The conduct in paragraph (2) is "receives. . . property," and must be done knowingly. The elements "substantial amount," 113 "from a bankrupt," and "after the filing of a bankruptcy proceeding" are all attendant circumstances as to which the required state of mind is at least "reckless."

In paragraph (3) the conduct is "transfers or conceals. property" and requires, at a minimum, proof of a "knowing" state of mind. The adjectival clauses "his own" and "of another," and the phrase "in contemplation of a bankruptcy proceeding" are existing circumstances, as to which the required culpability is at least "reckless." The culpability analysis of paragraph (4) is parallel to that for paragraph (3), except that there the defendant must act "in contemplation of a state insolvency proceeding" (emphasis added). The difference in terminology is required by an unusual feature of our law that insurance companies cannot go "bankrupt," but can only be declared "insolvent" in a State proceeding. Clearly, however, the result is the same whether it is termed "bankruptcy" or "insolvency."
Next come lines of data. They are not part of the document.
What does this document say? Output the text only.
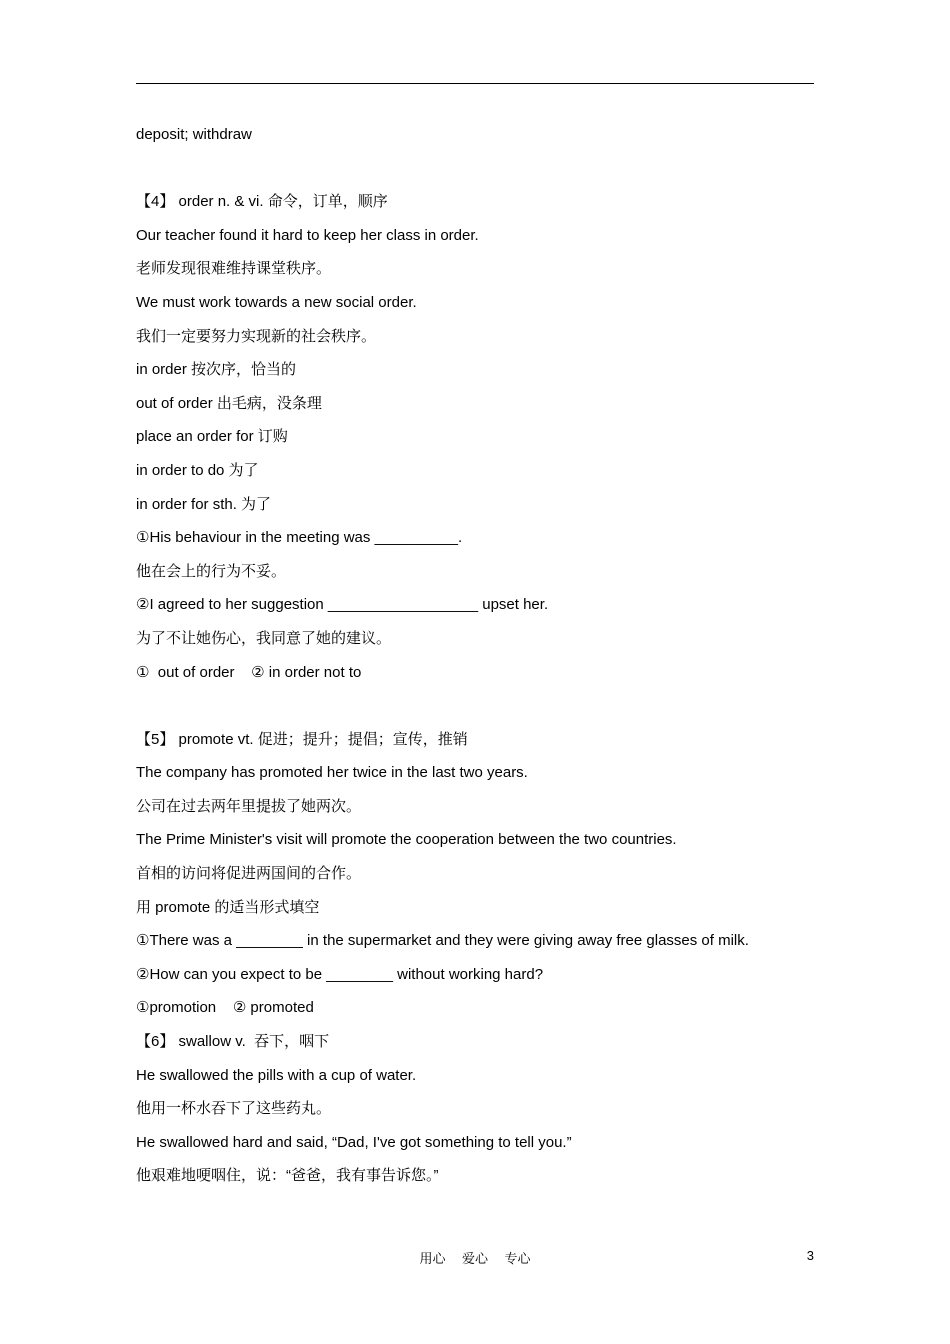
deposit; withdraw
【4】 order n. & vi. 命令，订单，顺序
Our teacher found it hard to keep her class in order.
老师发现很难维持课堂秩序。
We must work towards a new social order.
我们一定要努力实现新的社会秩序。
in order 按次序，恰当的
out of order 出毛病，没条理
place an order for 订购
in order to do 为了
in order for sth. 为了
①His behaviour in the meeting was __________.
他在会上的行为不妥。
②I agreed to her suggestion __________________ upset her.
为了不让她伤心，我同意了她的建议。
①  out of order    ② in order not to
【5】 promote vt. 促进；提升；提倡；宣传，推销
The company has promoted her twice in the last two years.
公司在过去两年里提拔了她两次。
The Prime Minister's visit will promote the cooperation between the two countries.
首相的访问将促进两国间的合作。
用 promote 的适当形式填空
①There was a ________ in the supermarket and they were giving away free glasses of milk.
②How can you expect to be ________ without working hard?
①promotion    ② promoted
【6】 swallow v.  吞下，咽下
He swallowed the pills with a cup of water.
他用一杯水吞下了这些药丸。
He swallowed hard and said, “Dad, I've got something to tell you.”
他艰难地哽咽住，说：“爸爸，我有事告诉您。”
用心    爱心    专心	3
At present, there is no Federal cognizance over this offense. But, because insurance companies are clearly involved in interstate commerce and the problem is thus one of nationwide concern, the Committee believes it proper to expand Federal law to allow coverage of

such offenses.

Part of the conduct forbidden by paragraph (5) is "alters, destroys, mutilates, conceals, or makes a false entry in a document." The applicable minimum culpability is again knowingly. The element "affecting or relating to the property or affairs of a bankrupt" is an existing circumstance, as to which at least a "reckless" state of mind must be shown. This paragraph also covers situations where the defendant "withholds... a document," and this conduct likewise must be engaged in knowingly. The phrase "from the receiver, trustee, or other officer of the court entitled to its possession" is an existing circumstance, as to which a "reckless" state of mind applies.

141 See sections 303 (b) (1) and 302 (b) (1).

142 See section 302 (c) (1).

143 The term "substantial" is meant to be somewhat more restrictive than the adjective "material" in present law.